Governado por uma parelha do paigeceana (Gomes Júnior como Primeiro-ministro e Bacai Sanha na Presidência da República), eis que a dupla inicia uma ofensiva diplomática e de reformas da sua administração pública, bem como do sector de defesa e segurança. A aproximação à China, Angola e Brasil e uma reaproximação a Portugal, ajudou a melhorar o crónico problema de pagamento de salários aos funcionários públicos.

Entretanto, o principal problema ainda estava por resolver: A supremacia dos militares sobre o poder político! Numa clara inversão da lógica constitucional, os militares continuavam a ameaçar com golpes de Estado ao poder civil.

Se por um lado, era publicamente reconhecido, até pelas lideranças militares, a necessidade urgente de uma reforma do sector de defesa e segurança, a grande questão estava nos moldes nos quais deveria se proceder a referida reforma. É deste modo que surge o acordo entre os Governos de Guiné-Bissau e de Angola para a reforma do sector militar, que permitiu a entrada de militares angolanos para a Guiné-Bissau.

Se Gomes Júnior foi relativamente bem sucedido ao nível diplomático, com a melhoria da imagem exterior do país, e a nível interno com a
mitigação do crónico problema dos salários da administração pública, o mesmo não se pode dizer nos sectores militares, pois surgiram tentativas de golpe de Estado para o derrubar, mas que foram suprimidas por forças leais a si.

E mais, as fracas alianças internas de Gomes Júnior junto dos militares adicionado ao facto de os mesmos sentirem-se ameaçados quer pela
presença de tropas angolanas como pela crescente popularidade e poder de Carlos Gomes Júnior, gerou um certo clima de tensão e apreensão dos militares. Nesta altura, se quisermos usar a gíria futebolística, Gomes Júnior controlava o jogo, embora sem dominar.

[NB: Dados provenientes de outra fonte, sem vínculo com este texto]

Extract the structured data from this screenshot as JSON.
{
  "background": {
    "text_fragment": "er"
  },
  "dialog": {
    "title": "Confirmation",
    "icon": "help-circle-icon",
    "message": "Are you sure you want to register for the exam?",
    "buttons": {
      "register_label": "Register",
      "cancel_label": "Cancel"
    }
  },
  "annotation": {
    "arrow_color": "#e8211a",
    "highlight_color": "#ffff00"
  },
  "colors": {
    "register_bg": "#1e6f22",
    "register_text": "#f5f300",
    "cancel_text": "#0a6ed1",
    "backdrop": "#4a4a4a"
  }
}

Quando a carruagem parecia estar a tomar o seu rumo, com a dupla paigeceana, Gomes Júnior e Bacai Sanha, eis que o destino resolve pregar mais uma partida ao arquipélago, morre o Presidente Bacai Sanha, vítima de doença e a instabilidade volta a pairar sobre o país. Uma nova transição se impunha!

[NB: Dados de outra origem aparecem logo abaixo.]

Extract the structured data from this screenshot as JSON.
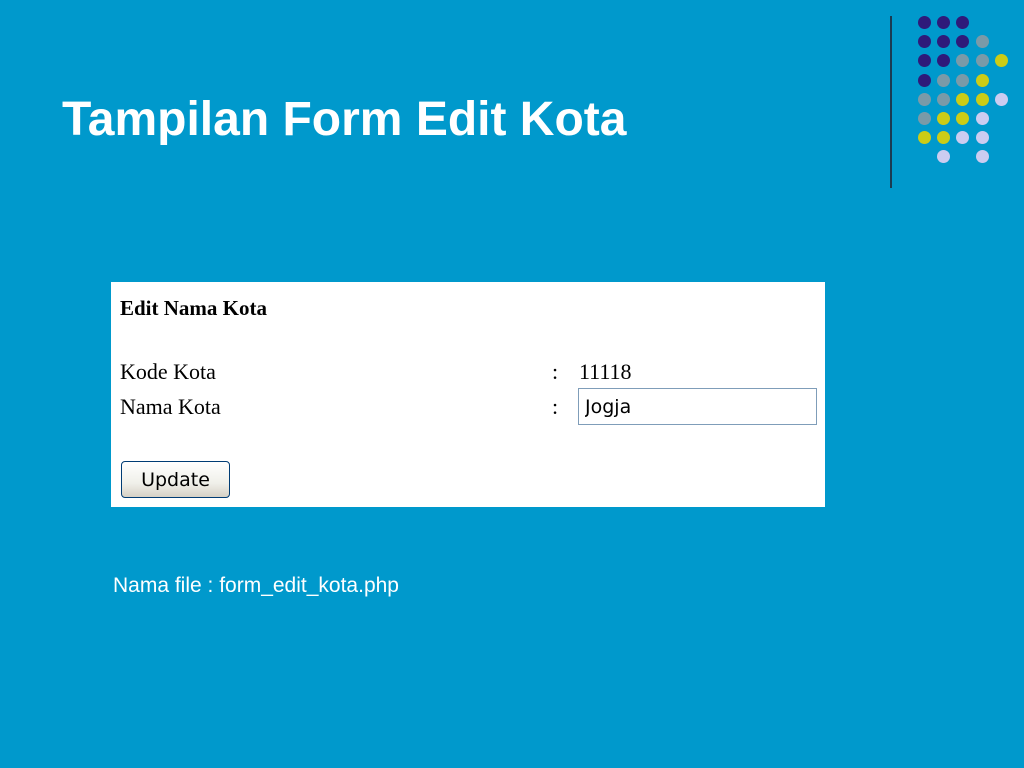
{
  "slide": {
    "title": "Tampilan Form Edit Kota",
    "footnote": "Nama file : form_edit_kota.php"
  },
  "form": {
    "heading": "Edit Nama Kota",
    "kode_label": "Kode Kota",
    "kode_value": "11118",
    "nama_label": "Nama Kota",
    "nama_value": "Jogja",
    "separator": ":",
    "update_label": "Update"
  },
  "decoration": {
    "dot_grid": [
      [
        "purple",
        "purple",
        "purple",
        "",
        ""
      ],
      [
        "purple",
        "purple",
        "purple",
        "gray",
        ""
      ],
      [
        "purple",
        "purple",
        "gray",
        "gray",
        "yellow"
      ],
      [
        "purple",
        "gray",
        "gray",
        "yellow",
        ""
      ],
      [
        "gray",
        "gray",
        "yellow",
        "yellow",
        "lavender"
      ],
      [
        "gray",
        "yellow",
        "yellow",
        "lavender",
        ""
      ],
      [
        "yellow",
        "yellow",
        "lavender",
        "lavender",
        ""
      ],
      [
        "",
        "lavender",
        "",
        "lavender",
        ""
      ]
    ],
    "colors": {
      "background": "#0099cc",
      "purple": "#2e1a7a",
      "gray": "#7a9aa8",
      "yellow": "#cccc16",
      "lavender": "#ccccf0",
      "divider": "#1b3b52"
    }
  }
}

Em respeito à Constituição, o Presidente da Assembleia Nacional Raimundo Pereira assume a presidência interina do país até novas eleições no prazo de 60 dias. Haveria a Guiné-Bissau de conseguir manter o clima de paz e segurança e voltar a efectuar uma transição pacífica? Esta era a grande questão, quer dos guineenses como da comunidade internacional, que apesar das hesitações, optou por financiar as eleições.

Eleições Presidenciais e o Golpe de Estado

Depois de um conturbado processo eleitoral, onde vários candidatos, ao todo cinco, tentaram judicialmente impedir a candidatura de Carlos Gomes Júnior, por, no momento, também desempenhar o cargo de Primeiro-ministro, eis que se realizou a 1ª volta das eleições com a vitória de Carlos Gomes Júnior (49% dos votos), deixando em segundo lugar Kumba Yala (23% dos votos).

Como manda a constituição, e depois de alguma confusão, uma segunda volta foi agendada para o dia 29 de Abril de 2012. Entretanto, Kumba
Yalá recusa-se a participar e numa declaração pública no dia 12 de Abril, insta a Comissão Nacional de Eleições a retirar a sua fotografia dos boletins eleitorais e ameaça a quem fizer campanha.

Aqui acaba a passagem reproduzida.